C-5045/2022 Page 32 12. Il reste à examiner la question des frais et dépens. 12.1 Aux termes de l’art. 63 al. 1 PA, les frais de procédure comprenant l’émolument d’arrêté, les émoluments de chancellerie et les débours sont mis, dans le dispositif, à la charge de la partie qui succombe. Si celle-ci n’est déboutée que partiellement, ces frais sont réduits. À titre exceptionnel, ils peuvent être entièrement remis. Malgré le fait que l’autorité inférieure ait à tort considéré que l’assuré ne satisfaisait pas à la durée minimale de cotisations en l’espèce, le Tribunal ne fait aucunement droit aux conclusions du recours tendant à l’annulation de la décision attaquée et à l’octroi d’une rente d’invalidité. Cela étant, les frais de procédure fixés à 800 francs sont mis à la charge du recourant, qui ainsi succombe, et sont prélevés sur l’avance de frais du même montant versée par ce dernier dans le cadre de la présente procédure (TAF pce 5). 12.2 En outre, il n’est pas alloué de dépens, le recourant étant débouté (art. 64 al. 1 PA) et l’autorité inférieure n’y ayant pas droit (cf. art. 7 al. 3 FITAF). (Le dispositif figure à la page suivante.)
C-5045/2022 Page 33 Par ces motifs, le Tribunal administratif fédéral prononce : 1. Le recours est rejeté et la décision du 14 octobre 2022 de l’OAIE est confirmée par substitution de motifs. 2. Les frais de procédure d’un montant de 800 francs sont mis à la charge du recourant. Ce montant est prélevé sur l’avance de frais du même montant versée en cause. 3. Il n’est pas alloué de dépens. 4. Le présent arrêt est adressé au recourant, à l’autorité inférieure et à l’OFAS.
L’indication des voies de droit se trouve à la page suivante.
La présidente du collège : La greffière :
Caroline Gehring Hélène Labarraque
C-5045/2022 Page 34 Indication des voies de droit : La présente décision peut être attaquée devant le Tribunal fédéral, Schweizerhofquai 6, 6004 Lucerne, par la voie du recours en matière de droit public, dans les trente jours qui suivent la notification (art. 82 ss, 90 ss et 100 LTF).
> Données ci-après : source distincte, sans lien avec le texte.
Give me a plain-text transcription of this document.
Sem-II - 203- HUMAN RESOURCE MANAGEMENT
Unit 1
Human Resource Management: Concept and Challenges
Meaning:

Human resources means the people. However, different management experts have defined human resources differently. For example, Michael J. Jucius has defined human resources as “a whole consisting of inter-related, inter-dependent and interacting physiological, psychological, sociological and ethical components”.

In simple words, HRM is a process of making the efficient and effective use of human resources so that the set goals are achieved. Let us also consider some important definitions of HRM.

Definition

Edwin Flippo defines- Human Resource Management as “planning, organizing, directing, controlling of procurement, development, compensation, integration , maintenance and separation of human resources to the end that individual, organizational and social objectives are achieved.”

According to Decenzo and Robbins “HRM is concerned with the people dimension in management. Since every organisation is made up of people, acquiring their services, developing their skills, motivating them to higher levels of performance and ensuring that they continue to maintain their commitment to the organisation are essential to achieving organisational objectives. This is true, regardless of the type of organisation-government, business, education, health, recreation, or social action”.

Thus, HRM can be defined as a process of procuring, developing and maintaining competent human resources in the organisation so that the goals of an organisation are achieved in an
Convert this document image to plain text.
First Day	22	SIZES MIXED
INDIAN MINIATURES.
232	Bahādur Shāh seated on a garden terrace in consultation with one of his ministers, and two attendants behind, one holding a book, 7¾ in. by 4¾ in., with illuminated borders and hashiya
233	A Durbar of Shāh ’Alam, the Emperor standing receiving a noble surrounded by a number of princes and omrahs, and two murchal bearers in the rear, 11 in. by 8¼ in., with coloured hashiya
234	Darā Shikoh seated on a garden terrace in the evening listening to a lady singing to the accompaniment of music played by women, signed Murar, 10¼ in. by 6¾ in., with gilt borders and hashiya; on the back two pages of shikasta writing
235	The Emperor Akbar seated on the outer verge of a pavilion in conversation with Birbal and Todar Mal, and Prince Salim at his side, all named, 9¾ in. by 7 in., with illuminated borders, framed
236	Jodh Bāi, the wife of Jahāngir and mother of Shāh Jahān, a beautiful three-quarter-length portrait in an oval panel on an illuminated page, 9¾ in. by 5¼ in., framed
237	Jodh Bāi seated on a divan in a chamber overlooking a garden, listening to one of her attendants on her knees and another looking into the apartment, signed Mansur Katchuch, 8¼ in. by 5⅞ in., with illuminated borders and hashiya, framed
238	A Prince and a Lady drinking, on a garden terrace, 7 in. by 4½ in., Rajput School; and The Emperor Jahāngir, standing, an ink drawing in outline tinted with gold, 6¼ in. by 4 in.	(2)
Ce délai est réputé observé si les mémoires sont remis au plus tard le dernier jour du délai, soit au Tribunal fédéral soit, à l’attention de ce dernier, à La Poste Suisse ou à une représentation diplomatique ou consulaire suisse (art. 48 al. 1 LTF). Le mémoire doit indiquer les conclusions, les motifs et les moyens de preuve, et être signé. La décision attaquée et les moyens de preuve doivent être joints au mémoire, pour autant qu’ils soient en mains de la partie recourante (art. 42 LTF).